What can men do to dismantle misogynistic behavior? There are things men can do to stop male violence. What do you think true allyship looks like?
How Men Can Help is a guide to help men understand how they can help.
When men see a lone woman at night, how should they act, and how can men be part of the solution to ending male violence.
Those who are disproportionately affected by male violence should not shoulder the burden. In order to make society safer for women, girls, and genders, we need men to step up and take an active role in challenging misogynistic behavior.
The extract from How Men Can Help can be found below.
The Harts were raised in a house dominated by their father. The family lived on eggshells. Ryan tells me that he and his brother had to think about how he would respond when they were younger.
Things like his breathing are also included. He wasn't happy with what we were doing so we monitored that. His father's behavior was now consideredercive control and included psychological torment and controlling his daughter's spending, even on something as small as a coffee and bus fare.
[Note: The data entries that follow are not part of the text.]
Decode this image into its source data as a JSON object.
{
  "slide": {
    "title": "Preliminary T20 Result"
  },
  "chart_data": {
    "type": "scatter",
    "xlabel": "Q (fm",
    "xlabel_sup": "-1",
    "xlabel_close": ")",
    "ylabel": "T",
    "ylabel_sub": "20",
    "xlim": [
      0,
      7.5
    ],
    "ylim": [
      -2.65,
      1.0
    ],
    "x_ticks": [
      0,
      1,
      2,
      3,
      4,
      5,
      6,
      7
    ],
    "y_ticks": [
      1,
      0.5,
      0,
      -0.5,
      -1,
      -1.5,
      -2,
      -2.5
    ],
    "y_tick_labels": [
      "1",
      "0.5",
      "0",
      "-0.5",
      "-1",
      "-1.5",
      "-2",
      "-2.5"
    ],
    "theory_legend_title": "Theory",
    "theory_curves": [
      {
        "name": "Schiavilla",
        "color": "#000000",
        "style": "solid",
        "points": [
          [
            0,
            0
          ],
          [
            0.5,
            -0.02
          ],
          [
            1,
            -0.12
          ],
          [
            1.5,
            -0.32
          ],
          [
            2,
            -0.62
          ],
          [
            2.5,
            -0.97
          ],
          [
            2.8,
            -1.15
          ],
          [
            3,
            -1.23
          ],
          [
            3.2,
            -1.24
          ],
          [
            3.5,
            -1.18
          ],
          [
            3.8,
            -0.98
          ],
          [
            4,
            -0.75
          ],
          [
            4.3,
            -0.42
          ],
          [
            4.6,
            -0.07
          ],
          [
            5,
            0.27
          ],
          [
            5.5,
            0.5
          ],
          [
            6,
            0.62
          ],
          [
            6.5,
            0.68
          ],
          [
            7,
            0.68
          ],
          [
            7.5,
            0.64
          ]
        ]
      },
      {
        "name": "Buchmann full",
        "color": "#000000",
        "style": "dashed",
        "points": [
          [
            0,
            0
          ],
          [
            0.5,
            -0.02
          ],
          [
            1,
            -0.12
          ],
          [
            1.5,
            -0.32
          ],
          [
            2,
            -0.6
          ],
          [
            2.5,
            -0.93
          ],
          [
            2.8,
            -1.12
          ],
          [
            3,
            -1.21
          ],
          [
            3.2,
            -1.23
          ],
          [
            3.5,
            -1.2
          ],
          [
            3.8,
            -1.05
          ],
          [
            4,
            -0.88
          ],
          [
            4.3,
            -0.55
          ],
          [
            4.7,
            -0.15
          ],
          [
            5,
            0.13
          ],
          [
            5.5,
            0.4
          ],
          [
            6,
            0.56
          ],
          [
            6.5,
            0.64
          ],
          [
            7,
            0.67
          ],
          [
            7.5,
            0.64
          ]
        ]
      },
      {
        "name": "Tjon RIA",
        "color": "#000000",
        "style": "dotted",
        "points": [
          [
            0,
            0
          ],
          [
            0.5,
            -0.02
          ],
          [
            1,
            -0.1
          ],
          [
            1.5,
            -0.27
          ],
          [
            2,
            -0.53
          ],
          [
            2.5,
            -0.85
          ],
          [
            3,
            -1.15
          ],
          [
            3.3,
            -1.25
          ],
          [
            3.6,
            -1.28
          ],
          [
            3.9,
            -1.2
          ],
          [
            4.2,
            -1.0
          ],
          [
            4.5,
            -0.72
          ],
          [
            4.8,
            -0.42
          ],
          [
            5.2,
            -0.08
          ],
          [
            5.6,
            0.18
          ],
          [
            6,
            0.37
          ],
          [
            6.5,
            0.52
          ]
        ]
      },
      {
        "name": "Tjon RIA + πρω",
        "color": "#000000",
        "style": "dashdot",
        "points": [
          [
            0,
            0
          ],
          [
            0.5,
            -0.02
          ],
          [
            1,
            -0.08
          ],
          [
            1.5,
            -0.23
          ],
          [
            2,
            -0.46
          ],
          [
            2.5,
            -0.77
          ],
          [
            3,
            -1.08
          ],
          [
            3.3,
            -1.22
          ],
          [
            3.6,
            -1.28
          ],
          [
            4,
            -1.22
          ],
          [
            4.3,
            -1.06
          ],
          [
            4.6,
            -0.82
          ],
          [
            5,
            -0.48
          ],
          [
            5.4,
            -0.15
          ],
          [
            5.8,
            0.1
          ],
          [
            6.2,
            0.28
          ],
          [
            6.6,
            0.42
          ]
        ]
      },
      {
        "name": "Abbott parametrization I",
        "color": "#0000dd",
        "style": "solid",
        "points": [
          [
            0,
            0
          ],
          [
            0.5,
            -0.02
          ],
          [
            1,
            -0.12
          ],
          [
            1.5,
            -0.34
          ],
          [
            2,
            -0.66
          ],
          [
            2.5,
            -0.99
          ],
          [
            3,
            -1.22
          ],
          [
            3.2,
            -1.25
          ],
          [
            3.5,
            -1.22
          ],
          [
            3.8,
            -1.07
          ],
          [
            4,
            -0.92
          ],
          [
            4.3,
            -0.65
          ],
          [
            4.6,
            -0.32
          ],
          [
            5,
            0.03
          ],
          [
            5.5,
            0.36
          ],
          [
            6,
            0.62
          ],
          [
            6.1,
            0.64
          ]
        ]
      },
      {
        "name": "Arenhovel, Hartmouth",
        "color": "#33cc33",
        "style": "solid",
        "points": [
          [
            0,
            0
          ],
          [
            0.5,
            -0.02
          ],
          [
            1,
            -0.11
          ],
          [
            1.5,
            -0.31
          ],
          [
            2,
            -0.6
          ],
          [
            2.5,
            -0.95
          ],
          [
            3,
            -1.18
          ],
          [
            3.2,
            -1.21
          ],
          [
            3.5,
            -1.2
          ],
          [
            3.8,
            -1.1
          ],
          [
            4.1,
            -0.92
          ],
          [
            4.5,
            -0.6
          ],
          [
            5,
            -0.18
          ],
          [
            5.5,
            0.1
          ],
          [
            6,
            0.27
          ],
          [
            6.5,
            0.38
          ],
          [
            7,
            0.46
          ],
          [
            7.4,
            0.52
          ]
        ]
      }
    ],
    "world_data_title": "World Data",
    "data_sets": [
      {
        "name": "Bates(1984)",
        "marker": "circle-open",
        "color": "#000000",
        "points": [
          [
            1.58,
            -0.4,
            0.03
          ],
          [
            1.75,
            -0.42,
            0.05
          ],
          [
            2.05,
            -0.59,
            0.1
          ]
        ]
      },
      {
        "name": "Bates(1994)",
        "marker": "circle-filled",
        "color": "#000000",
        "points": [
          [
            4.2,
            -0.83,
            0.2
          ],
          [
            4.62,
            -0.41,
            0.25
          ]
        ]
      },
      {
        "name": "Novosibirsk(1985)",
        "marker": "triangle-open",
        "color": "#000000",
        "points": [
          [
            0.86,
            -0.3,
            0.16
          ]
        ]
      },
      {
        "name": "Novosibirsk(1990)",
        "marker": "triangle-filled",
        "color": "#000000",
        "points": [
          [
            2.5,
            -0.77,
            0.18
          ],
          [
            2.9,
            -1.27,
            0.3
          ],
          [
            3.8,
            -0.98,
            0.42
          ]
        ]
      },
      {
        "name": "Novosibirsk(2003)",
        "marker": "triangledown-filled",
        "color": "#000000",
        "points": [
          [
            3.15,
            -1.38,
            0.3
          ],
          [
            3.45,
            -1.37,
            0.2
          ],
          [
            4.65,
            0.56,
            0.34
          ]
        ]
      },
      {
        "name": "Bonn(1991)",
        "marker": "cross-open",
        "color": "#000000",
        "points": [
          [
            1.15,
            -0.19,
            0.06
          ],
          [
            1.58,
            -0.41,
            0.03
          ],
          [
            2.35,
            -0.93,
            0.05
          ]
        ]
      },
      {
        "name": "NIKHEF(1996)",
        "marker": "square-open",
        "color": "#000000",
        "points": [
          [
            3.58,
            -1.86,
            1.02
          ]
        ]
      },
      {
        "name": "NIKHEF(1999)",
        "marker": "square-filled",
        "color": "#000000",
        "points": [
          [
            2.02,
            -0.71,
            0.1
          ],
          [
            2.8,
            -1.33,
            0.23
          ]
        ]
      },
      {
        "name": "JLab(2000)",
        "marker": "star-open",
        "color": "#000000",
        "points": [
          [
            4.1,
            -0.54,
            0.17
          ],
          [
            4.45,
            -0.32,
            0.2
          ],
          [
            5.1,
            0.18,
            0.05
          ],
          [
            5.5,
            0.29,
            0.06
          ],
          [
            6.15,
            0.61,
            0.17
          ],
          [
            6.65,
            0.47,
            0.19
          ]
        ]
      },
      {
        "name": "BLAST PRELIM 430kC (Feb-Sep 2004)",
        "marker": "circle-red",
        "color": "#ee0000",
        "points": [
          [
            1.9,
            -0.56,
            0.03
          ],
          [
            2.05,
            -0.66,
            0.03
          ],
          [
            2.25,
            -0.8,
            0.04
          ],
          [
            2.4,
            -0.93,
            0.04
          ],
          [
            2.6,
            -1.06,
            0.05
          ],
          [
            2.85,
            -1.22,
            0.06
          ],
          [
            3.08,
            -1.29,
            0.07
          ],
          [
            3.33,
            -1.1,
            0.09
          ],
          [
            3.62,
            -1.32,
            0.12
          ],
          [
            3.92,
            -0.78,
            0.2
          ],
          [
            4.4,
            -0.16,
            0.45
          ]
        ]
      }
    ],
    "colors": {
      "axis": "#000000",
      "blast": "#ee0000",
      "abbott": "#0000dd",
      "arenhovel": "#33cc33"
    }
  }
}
Ryan didn't understand that the situation he was in was abuse.
I believe it was because he was never physically violent, but he was always in control. Ryan thought the presentation about being physically or sexually assaults didn't apply to them. You don't think you're living with a killer?
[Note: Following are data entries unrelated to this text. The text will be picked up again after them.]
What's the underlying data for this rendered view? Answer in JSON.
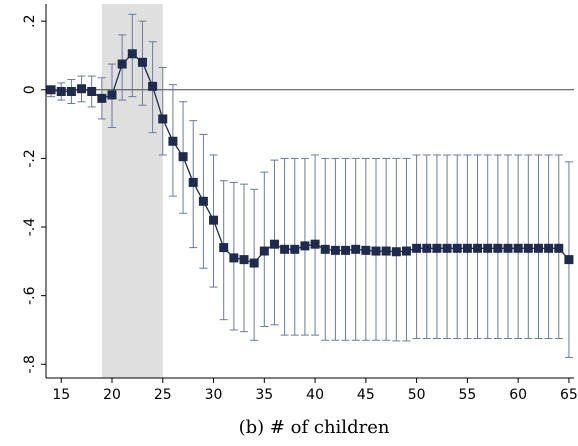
{
  "caption": "(b) # of children",
  "chart_data": {
    "type": "line",
    "title": "",
    "xlabel": "(b) # of children",
    "ylabel": "",
    "xlim": [
      13.5,
      65.5
    ],
    "ylim": [
      -0.84,
      0.25
    ],
    "xticks": [
      15,
      20,
      25,
      30,
      35,
      40,
      45,
      50,
      55,
      60,
      65
    ],
    "xtick_labels": [
      "15",
      "20",
      "25",
      "30",
      "35",
      "40",
      "45",
      "50",
      "55",
      "60",
      "65"
    ],
    "yticks": [
      0.2,
      0,
      -0.2,
      -0.4,
      -0.6,
      -0.8
    ],
    "ytick_labels": [
      ".2",
      "0",
      "-.2",
      "-.4",
      "-.6",
      "-.8"
    ],
    "shaded_region": [
      19,
      25
    ],
    "reference_line": 0,
    "grid": false,
    "legend": "none",
    "colors": {
      "series": "#1f2a4d",
      "errorbar": "#6b7a9a",
      "shade": "#d9d9d9",
      "refline": "#444444"
    },
    "series": [
      {
        "x": [
          14,
          15,
          16,
          17,
          18,
          19,
          20,
          21,
          22,
          23,
          24,
          25,
          26,
          27,
          28,
          29,
          30,
          31,
          32,
          33,
          34,
          35,
          36,
          37,
          38,
          39,
          40,
          41,
          42,
          43,
          44,
          45,
          46,
          47,
          48,
          49,
          50,
          51,
          52,
          53,
          54,
          55,
          56,
          57,
          58,
          59,
          60,
          61,
          62,
          63,
          64,
          65
        ],
        "y": [
          0,
          -0.005,
          -0.005,
          0.003,
          -0.005,
          -0.025,
          -0.015,
          0.075,
          0.105,
          0.08,
          0.01,
          -0.085,
          -0.15,
          -0.195,
          -0.27,
          -0.325,
          -0.38,
          -0.46,
          -0.49,
          -0.495,
          -0.505,
          -0.47,
          -0.45,
          -0.465,
          -0.465,
          -0.455,
          -0.45,
          -0.465,
          -0.468,
          -0.468,
          -0.465,
          -0.468,
          -0.47,
          -0.47,
          -0.472,
          -0.47,
          -0.462,
          -0.462,
          -0.462,
          -0.462,
          -0.462,
          -0.462,
          -0.462,
          -0.462,
          -0.462,
          -0.462,
          -0.462,
          -0.462,
          -0.462,
          -0.462,
          -0.462,
          -0.495
        ],
        "lower": [
          -0.02,
          -0.03,
          -0.04,
          -0.035,
          -0.05,
          -0.085,
          -0.11,
          -0.03,
          -0.02,
          -0.045,
          -0.125,
          -0.19,
          -0.31,
          -0.36,
          -0.46,
          -0.52,
          -0.575,
          -0.67,
          -0.7,
          -0.705,
          -0.73,
          -0.69,
          -0.685,
          -0.715,
          -0.715,
          -0.715,
          -0.715,
          -0.73,
          -0.73,
          -0.73,
          -0.73,
          -0.73,
          -0.73,
          -0.73,
          -0.732,
          -0.732,
          -0.725,
          -0.725,
          -0.725,
          -0.725,
          -0.725,
          -0.725,
          -0.725,
          -0.725,
          -0.725,
          -0.725,
          -0.725,
          -0.725,
          -0.725,
          -0.725,
          -0.725,
          -0.78
        ],
        "upper": [
          0.01,
          0.02,
          0.03,
          0.04,
          0.04,
          0.035,
          0.075,
          0.16,
          0.22,
          0.2,
          0.14,
          0.065,
          0.015,
          -0.035,
          -0.09,
          -0.13,
          -0.19,
          -0.265,
          -0.27,
          -0.275,
          -0.29,
          -0.24,
          -0.205,
          -0.2,
          -0.2,
          -0.2,
          -0.19,
          -0.2,
          -0.2,
          -0.2,
          -0.2,
          -0.2,
          -0.2,
          -0.2,
          -0.2,
          -0.2,
          -0.19,
          -0.19,
          -0.19,
          -0.19,
          -0.19,
          -0.19,
          -0.19,
          -0.19,
          -0.19,
          -0.19,
          -0.19,
          -0.19,
          -0.19,
          -0.19,
          -0.19,
          -0.21
        ]
      }
    ]
  }
}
After Lance Hart shot his wife and daughter in a swimming pool car park, leaving is the most dangerous time for an abused woman, according to statistics.
The killings made national news and columnists tripped over themselves to use phrases like 'understandable' in describing a crime of passion. We frame such men as an exception, unlike any other man, and at the same time an everyday man only one bad rejection away from murder.
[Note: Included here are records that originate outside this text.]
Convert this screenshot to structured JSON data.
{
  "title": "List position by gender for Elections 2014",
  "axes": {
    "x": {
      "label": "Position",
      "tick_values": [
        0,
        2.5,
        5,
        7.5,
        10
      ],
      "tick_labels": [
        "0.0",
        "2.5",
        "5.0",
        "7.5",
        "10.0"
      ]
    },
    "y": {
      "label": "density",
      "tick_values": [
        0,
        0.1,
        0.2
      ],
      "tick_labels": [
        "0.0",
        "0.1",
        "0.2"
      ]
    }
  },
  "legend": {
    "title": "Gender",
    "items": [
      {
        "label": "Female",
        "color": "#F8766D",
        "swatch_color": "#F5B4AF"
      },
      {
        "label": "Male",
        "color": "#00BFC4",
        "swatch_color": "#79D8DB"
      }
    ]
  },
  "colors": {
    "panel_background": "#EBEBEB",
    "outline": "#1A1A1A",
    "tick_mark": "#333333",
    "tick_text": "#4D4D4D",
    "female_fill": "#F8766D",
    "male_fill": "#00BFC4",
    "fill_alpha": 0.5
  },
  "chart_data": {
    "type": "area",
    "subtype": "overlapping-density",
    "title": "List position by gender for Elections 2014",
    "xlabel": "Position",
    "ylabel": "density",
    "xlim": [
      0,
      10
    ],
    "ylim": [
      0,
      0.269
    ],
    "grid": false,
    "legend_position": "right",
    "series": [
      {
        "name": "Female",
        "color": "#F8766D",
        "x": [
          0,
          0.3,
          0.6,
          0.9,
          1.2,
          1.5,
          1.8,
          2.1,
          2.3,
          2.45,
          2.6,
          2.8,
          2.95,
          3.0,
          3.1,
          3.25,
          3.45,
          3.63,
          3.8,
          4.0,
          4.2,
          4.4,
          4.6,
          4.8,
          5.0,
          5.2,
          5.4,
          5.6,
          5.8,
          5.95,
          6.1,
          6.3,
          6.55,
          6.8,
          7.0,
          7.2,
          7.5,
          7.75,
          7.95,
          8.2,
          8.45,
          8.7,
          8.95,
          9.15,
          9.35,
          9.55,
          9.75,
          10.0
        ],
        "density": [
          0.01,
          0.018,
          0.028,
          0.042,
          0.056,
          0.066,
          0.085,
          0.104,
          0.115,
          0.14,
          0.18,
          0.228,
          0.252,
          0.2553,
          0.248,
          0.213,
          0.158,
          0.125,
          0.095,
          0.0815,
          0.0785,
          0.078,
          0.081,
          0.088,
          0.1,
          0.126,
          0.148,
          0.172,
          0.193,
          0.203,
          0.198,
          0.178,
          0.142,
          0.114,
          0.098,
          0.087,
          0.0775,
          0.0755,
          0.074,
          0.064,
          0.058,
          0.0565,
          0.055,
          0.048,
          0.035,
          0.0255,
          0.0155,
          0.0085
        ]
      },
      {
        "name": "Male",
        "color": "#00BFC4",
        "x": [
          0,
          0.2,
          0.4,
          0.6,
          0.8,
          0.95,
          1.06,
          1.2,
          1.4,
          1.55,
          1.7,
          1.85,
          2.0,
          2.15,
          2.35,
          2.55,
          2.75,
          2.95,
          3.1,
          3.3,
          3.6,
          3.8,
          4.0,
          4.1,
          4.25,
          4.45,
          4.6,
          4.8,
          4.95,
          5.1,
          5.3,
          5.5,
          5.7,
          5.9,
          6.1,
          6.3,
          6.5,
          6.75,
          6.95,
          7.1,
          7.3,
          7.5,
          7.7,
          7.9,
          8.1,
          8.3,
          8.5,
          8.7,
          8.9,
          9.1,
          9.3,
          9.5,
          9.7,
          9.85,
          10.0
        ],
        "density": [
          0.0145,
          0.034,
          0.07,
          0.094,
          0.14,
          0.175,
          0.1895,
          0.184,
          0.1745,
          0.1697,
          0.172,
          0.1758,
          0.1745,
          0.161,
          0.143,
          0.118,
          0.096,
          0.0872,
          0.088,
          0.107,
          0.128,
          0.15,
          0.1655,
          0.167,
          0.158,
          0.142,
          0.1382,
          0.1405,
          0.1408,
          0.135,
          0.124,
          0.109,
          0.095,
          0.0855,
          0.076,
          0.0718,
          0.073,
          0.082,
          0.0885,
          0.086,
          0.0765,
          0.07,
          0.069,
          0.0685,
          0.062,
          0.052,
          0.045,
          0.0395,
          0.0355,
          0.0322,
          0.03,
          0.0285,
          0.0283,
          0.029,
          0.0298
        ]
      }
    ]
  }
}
Ryan says that this wasn't a red mist falling or a fuse blowing as we often say in the aftermath of such tragedies. Lance wanted to buy a pay and display ticket so he could park his car. He knew he was going to kill, but he still wanted to be a good citizen, that shows the level of control he had over himself. Lance was justified in what he did because he felt attacked by the women leaving.
When looking at how to improve the problem of violence against women, we need to start at the very idea of what men are taught to be in the modern world. Masculinities are defined and rewarded. Men sign a social contract to be a 'proper man'. The Hart example shows how men's ideas about themselves can change into action.
"When looking at how to improve the problem of violence against women, we have to start right at the beginning, at the very notion of what men are taught it means to be a man in the modern world."
One thing you would want to know if you took 1,000 men is their attitudes towards being a man.
The ideology of men's entitlement and privilege over women, as well as the need to assert male control or power, are some of the factors considered to be behind violence against women. Men and boys are expected to use violence in certain settings in order to re-assert masculine power. The idea that violence is sometimes an acceptable response to the problems experienced by men and boys is promoted by these norms.
Traditional beliefs that men have a right to control women make women and girls vulnerable to physical, emotional and sexual violence by men. They make it harder for those affected to leave abusive situations.
Journalist and author Sophie Gallagher. Credit: Welbeck
The current view of masculinity makes excuses for violence against women and gives it legitimacy as a part of the human condition. Men are made violent through socialisations because they are not born like that. Men are being built that will use violence against women.
Lance Hart thought of himself as a father and masculine. He had a sense of entitlement as a man, as a husband, as a father, and as a wife. Ryan says that his children owe him everything because we wouldn't exist without him.
Men are limited by some forms of masculinity.
Tony Porter uses a metaphor called the Man Box in his 2010 Ted Talk. Some of the ways that men are taught to present are: don't cry or express emotions with the exception of anger, do not show weakness or fear, demonstrate control at all times, be heterosexual, be tough, athletic, brave, do not be like that. Men risk being seen as weak or not manly enough if they step out of the box.
Men need to think about where they are served and where they are restricted. Whether it impacts the way they perceive themselves, the way they act in public or in a relationship with a woman, the feelings they feel allowed to express or have to suppress, the jobs or hobbies they feel permitted to pursue and the vulnerabilities or
There are ways in which men suffer as a result of sexism, according to bell hooks. She believes that people are hurt by rigid sex roles.
We give up the belief that things can change if we hold onto the idea that men always have to be the way they are. The lives of men who struggle under masculinity could be improved by those alternative options.
The book "How Men Can Help" is available in a new tab.